How Playing Cake Mania 3 Makes Me a Better Writer by Shan Jeniah Burton

Would you believe that playing games – like my current favorite, Cake Mania 3 – makes me a better writer?

I used to feel guilty and ashamed about my gaming time. I had decided, after all, to be a Serious Writer. I’d told my family that this was my work, and so I’d better work at it – and hard! – to justify the time I spent writing rather than doing the things I was “supposed to”.

But then an all-night gaming marathon unraveled the plot tangles I had been “avoiding”. I was excited to write, the words flowed, and they were better than good!

Gaming isn’t an escape, but a space for my mind to play with something else, so that the ideas wandering around in my mind have time and space to coalesce and connect to one another in new ways. The more attention I pay to what’s happening when I take the time to engage in game play, the more benefits I see for my writing. 

Awareness of Patterns:

Cake Mania is a game of patterns. It’s essential to learn to predict them. This is handy, because it gets my mind trained on patterns and themes in my writing projects, too – and that helps to untangle the knotty places.

Visible Improvements through Practice:

Sitting alone writing can lead to crippling self-doubt. The inner editor takes over, and I start wondering what business I have picking up a pen, or opening my word processing program. Even when it takes me a week to get through a round of game play, I can see the slow gaining of skills, in plain numbers. I see that writing works in similar ways. It may take time, but I am getting better.

The value of mindfulness and intention:

In the upper levels of the game, things move very quickly, with lots of variables. It’s easy to make mistakes, and mistakes tend to cascade into disaster if I don’t catch them quickly enough to correct them. Knowing what I’m trying to accomplish, when gaming or writing, helps tremendously. It’s helped me shift from pantsing randomly to an open form of plotting. Now I know where I’m headed, in something other than a vague way. That keeps me focused on my destination, the same way that I’m focused on reaching my monetary goal for each level of play.

Relaxed flow:

Gaming and writing can be stressful. With so many variables and things to keep track of, so many choices and possibilities, can have me stabbing at my screen or keyboard, clenching my teeth, and breathing too fast as my whole body tenses. That’s when I make the most mistakes. When dealing with a complex level of play or a long-term writing project, I’m learning to immerse myself gently, rather than with a cannonball. When I do this, my gaming and writing time are pleasant, engaging, and fun – and I play and write better as a result.

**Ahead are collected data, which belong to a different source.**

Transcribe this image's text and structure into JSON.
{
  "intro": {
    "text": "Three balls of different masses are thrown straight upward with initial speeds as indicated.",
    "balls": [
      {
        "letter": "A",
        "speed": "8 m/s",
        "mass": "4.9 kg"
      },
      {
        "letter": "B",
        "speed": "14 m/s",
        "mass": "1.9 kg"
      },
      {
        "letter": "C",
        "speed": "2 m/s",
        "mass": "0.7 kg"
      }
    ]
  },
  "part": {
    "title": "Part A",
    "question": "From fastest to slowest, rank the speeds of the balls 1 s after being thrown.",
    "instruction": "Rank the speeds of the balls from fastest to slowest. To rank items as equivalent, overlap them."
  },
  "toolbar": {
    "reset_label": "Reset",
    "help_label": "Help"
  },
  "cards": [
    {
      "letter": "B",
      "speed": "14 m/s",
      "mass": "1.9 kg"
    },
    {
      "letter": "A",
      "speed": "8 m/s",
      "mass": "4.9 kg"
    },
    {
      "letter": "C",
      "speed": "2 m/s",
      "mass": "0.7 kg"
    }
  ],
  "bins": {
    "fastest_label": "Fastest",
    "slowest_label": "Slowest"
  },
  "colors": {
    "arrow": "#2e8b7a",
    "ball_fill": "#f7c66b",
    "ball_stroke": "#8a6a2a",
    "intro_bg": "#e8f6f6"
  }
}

Experimentation and variation:

There are many choices in CakeMania, and in writing. I love experimenting with various arrangements and systems. I want to know what works, and what doesn’t. I want to see if I can get better results if I tweak this or do that a little differently. I’ve recently starting revising my WIPS, and this willingness to explore the possibilities while gaming carries over, making me more willing and less afraid to make even sweeping changes, when I feel they might improve the story.

Starting over:

Sometimes, I just get stuck. I’m the persistent type; I will keep trying new things as long as I can think of new things to try…then, often, I’ll wait until I think of more things to try. But, eventually, if I can’t figure it out, and I’m not having fun trying…I go back to the very first, most basic levels, and make another attempt. Once in a while, I delete something that just isn’t working at all, and move on to something else, without regret.

Incremental progress:

I keep Cake Mania pinned to my task bar, and play a round or two between other projects and activities. It’s amusing, and a pleasant break or transition that helps me clear the palette of my thoughts as I move through an array of projects. As I climb through the levels, I’m making incremental progress toward my writerly goals. The two are connected and complementary. The gaming breaks show me clearly how far I’ve come since last time, which helps me stay above water with my long-term, series-length goals.

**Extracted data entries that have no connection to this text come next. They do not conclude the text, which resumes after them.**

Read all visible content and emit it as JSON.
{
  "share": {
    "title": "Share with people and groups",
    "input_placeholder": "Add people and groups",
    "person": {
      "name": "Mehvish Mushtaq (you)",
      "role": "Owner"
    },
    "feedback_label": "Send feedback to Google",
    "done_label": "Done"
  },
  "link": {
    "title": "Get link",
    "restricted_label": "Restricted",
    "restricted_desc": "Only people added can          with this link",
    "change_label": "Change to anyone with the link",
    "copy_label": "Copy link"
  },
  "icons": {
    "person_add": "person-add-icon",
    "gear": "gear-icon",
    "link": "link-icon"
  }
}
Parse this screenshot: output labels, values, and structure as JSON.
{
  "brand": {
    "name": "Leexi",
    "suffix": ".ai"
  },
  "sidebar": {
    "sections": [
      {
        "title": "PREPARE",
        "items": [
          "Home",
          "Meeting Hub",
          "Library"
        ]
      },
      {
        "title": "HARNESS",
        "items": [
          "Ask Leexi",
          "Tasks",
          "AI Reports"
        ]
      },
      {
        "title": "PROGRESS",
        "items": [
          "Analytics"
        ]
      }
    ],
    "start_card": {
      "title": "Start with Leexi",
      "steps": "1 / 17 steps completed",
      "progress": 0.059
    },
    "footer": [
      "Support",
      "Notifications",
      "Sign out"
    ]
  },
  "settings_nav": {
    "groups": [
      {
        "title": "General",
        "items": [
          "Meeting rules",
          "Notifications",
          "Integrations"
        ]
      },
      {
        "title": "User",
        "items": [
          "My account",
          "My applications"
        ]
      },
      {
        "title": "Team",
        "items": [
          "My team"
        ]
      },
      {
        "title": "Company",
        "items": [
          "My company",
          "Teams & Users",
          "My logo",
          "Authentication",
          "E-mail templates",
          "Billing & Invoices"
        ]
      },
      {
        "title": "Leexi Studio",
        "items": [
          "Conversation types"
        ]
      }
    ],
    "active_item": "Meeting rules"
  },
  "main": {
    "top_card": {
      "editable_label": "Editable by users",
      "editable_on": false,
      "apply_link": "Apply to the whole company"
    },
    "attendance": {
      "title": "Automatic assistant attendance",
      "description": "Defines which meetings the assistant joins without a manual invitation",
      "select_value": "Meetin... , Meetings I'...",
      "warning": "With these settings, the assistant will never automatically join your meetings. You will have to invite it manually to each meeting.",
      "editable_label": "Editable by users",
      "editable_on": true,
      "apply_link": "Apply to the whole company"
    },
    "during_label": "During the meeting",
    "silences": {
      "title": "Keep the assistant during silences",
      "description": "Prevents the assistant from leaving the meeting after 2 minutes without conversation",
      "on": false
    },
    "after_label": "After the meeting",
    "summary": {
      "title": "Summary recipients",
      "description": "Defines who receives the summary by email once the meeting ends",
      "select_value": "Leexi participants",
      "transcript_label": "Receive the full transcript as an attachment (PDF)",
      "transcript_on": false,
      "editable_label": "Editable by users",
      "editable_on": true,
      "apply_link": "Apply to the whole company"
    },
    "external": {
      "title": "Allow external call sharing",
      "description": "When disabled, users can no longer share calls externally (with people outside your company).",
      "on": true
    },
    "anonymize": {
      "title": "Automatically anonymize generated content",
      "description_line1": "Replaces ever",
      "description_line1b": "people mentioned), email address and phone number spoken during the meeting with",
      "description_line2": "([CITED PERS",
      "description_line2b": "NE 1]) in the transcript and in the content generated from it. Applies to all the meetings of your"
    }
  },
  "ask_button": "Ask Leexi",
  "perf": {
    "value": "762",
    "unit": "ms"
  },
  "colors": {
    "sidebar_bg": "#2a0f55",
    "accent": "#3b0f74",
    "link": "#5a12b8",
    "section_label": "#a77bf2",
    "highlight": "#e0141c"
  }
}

Rhythm, variations, and adaptability:

Cake Mania flows to varying rhythms that shift quickly. Being able to adapt is key, here. There would be little fun or challenge in the game, if things didn’t shift. It’s the same with writing. There are various rhythms in a story, and sometimes things shift without warning. That’s when I need to be the most adaptable; to decide when to keep to my plan, and when to go along with the shifting flow…

The next time you feel guilty about gaming or some other “distraction”, maybe take a moment to look for the benefits you’re reaping by indulging yourself. You might just discover that the alleged “distraction” is actually a vital and unnoticed part of your writing process – something to pursue without shame, knowing that it’s making you a better writer!

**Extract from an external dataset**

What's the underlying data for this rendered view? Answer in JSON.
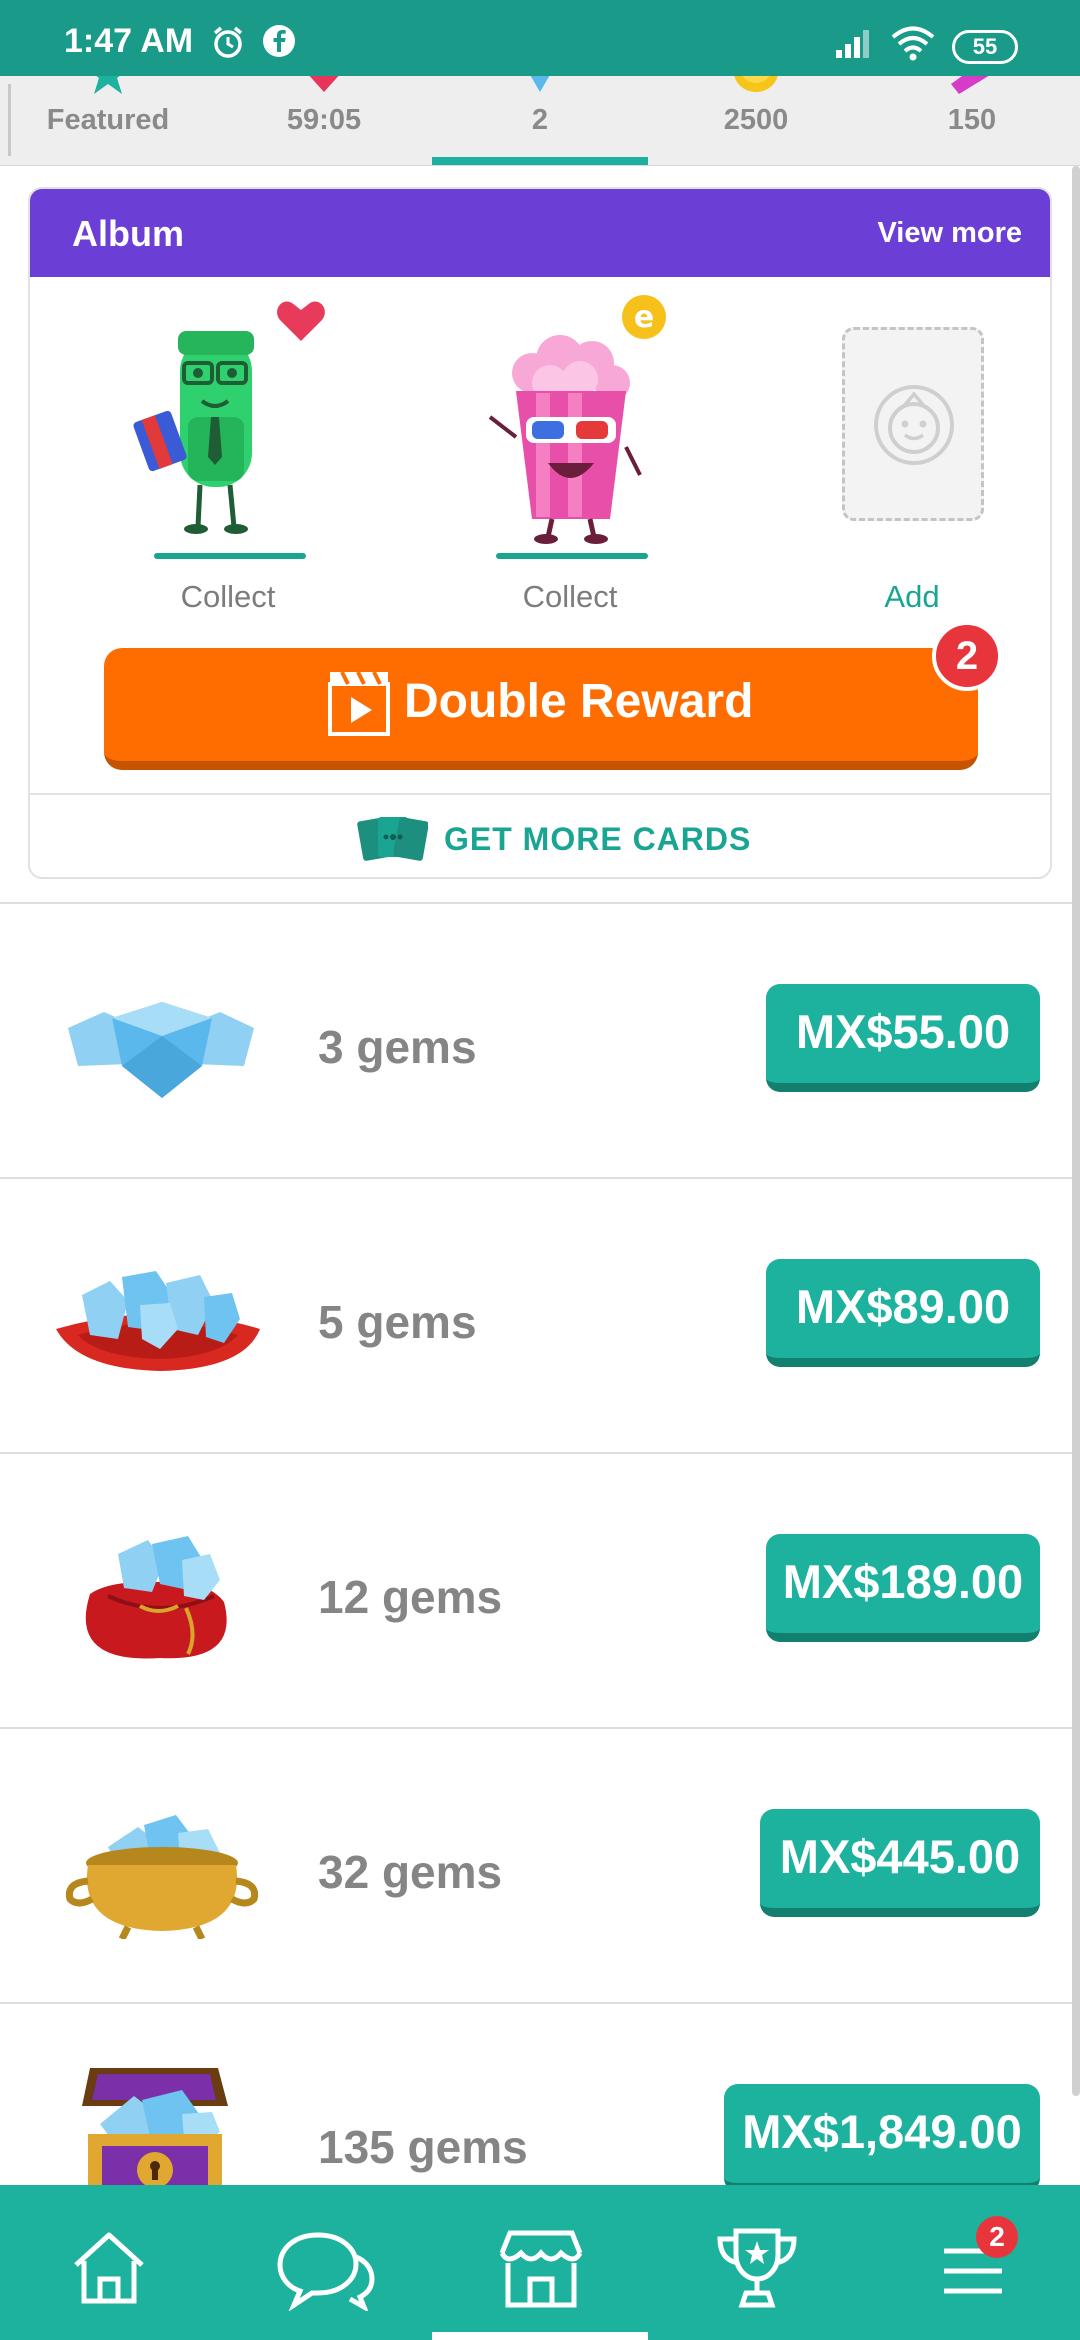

Wouldn’t that feel better than guilt?

 

2 comments

  1. Thank YOU for this positive reminder that when we nurture ourselves and cherish each moment, that we strengthen our ability to write — and to stay focused. My office is split between writing and quilting — both messy, both with their own unique journey. I say, “Game on!”

  2. This is so true and I’m glad I’m not the only writer who plays games as relaxation/procrastination. For a while, I was hooked on the old DS game of The Spiderwick Chronicles – I found that helped because I had to choose between the three main characters during monster fights – and their choice of weapons and powers reminded me that even my bit-part similar brothers of my MC have little quirks and differences.